The court sentenced the former general to 80 years behind bars. The court’s ruling was by a panel of three judges and came following a trial where dozens of survivors described the atrocities committed by security forces and the Guatemalan army. The government was attempting eradicate the Marxist guerrillas and their sympathizers during a period from 1982 to 1983, during which Rios Montt ruled as the de facto leader following a coup.

The conservative Guatemalans will react to the verdict negatively as many still see the former army general as their hero, who prevented the Communists rebels from overtaking the entire country.
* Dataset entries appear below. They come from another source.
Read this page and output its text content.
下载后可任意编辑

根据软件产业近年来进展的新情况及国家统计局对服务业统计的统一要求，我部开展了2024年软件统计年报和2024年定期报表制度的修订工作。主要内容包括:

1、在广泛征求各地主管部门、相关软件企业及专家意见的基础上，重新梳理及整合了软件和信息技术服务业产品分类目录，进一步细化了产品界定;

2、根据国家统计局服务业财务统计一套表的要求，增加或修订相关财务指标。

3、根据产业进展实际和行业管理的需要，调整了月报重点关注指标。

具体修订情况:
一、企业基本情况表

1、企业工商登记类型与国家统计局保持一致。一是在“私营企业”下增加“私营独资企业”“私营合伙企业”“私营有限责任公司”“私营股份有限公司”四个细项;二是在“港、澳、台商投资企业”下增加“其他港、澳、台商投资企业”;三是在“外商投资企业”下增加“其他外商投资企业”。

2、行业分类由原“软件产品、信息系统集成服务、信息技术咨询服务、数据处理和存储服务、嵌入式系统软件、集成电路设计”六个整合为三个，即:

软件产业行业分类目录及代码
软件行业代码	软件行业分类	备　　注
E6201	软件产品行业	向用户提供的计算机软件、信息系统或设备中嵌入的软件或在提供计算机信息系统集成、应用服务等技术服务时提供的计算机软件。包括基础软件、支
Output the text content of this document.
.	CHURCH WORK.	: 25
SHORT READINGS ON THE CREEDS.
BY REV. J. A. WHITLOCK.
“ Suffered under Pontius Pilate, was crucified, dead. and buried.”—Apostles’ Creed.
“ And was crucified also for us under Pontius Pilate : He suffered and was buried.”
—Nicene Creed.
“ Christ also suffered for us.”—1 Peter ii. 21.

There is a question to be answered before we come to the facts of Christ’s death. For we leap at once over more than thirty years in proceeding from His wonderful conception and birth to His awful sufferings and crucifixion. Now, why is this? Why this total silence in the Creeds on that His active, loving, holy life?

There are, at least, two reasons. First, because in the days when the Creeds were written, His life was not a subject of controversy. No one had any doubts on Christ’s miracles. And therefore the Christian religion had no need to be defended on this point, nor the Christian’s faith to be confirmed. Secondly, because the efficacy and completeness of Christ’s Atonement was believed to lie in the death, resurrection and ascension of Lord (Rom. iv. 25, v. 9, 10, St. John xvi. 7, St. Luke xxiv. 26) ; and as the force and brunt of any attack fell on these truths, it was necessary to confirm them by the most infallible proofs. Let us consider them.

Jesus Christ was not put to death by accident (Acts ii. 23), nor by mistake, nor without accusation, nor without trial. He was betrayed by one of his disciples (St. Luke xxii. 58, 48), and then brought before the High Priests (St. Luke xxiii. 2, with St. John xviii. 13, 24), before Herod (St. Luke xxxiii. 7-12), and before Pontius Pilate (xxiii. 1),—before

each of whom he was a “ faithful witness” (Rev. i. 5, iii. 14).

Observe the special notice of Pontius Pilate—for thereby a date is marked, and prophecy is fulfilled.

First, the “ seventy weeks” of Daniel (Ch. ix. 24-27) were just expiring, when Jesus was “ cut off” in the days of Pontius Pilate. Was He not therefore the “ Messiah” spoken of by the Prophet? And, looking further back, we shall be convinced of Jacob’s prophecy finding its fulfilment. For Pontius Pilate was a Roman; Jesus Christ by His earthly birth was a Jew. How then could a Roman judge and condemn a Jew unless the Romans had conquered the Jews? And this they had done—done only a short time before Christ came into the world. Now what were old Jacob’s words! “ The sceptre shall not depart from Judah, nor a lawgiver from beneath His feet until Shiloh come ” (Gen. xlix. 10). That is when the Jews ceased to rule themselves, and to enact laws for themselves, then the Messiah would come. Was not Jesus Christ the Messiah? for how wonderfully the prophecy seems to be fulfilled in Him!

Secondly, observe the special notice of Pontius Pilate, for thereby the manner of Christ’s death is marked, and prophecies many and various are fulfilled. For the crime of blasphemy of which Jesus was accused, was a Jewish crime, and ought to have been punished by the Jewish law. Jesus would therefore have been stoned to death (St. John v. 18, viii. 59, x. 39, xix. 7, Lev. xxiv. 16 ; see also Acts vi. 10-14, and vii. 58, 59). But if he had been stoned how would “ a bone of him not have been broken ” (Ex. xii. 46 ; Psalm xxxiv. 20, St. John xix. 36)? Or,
However, different human rights organizations have wanted this verdict for many years. The civil war claimed over 200,000 lives between 1960 and 1996 and a report in 1999 of the country’s commission truth and reconciliation listed a number of abuses of human rights. The same commission found that the Guatemalan government or the paramilitary groups supporting it committed 93% of the violations of human rights.

Rios Montt was accused of being responsible for the deaths of over 1,700 Ixil, along with systematic tortures, rapes and the raising of villages.

Rios Montt said in his own testimony, he never proposed, signed, ordered or authorized that a religion, ethnicity or race be attacked.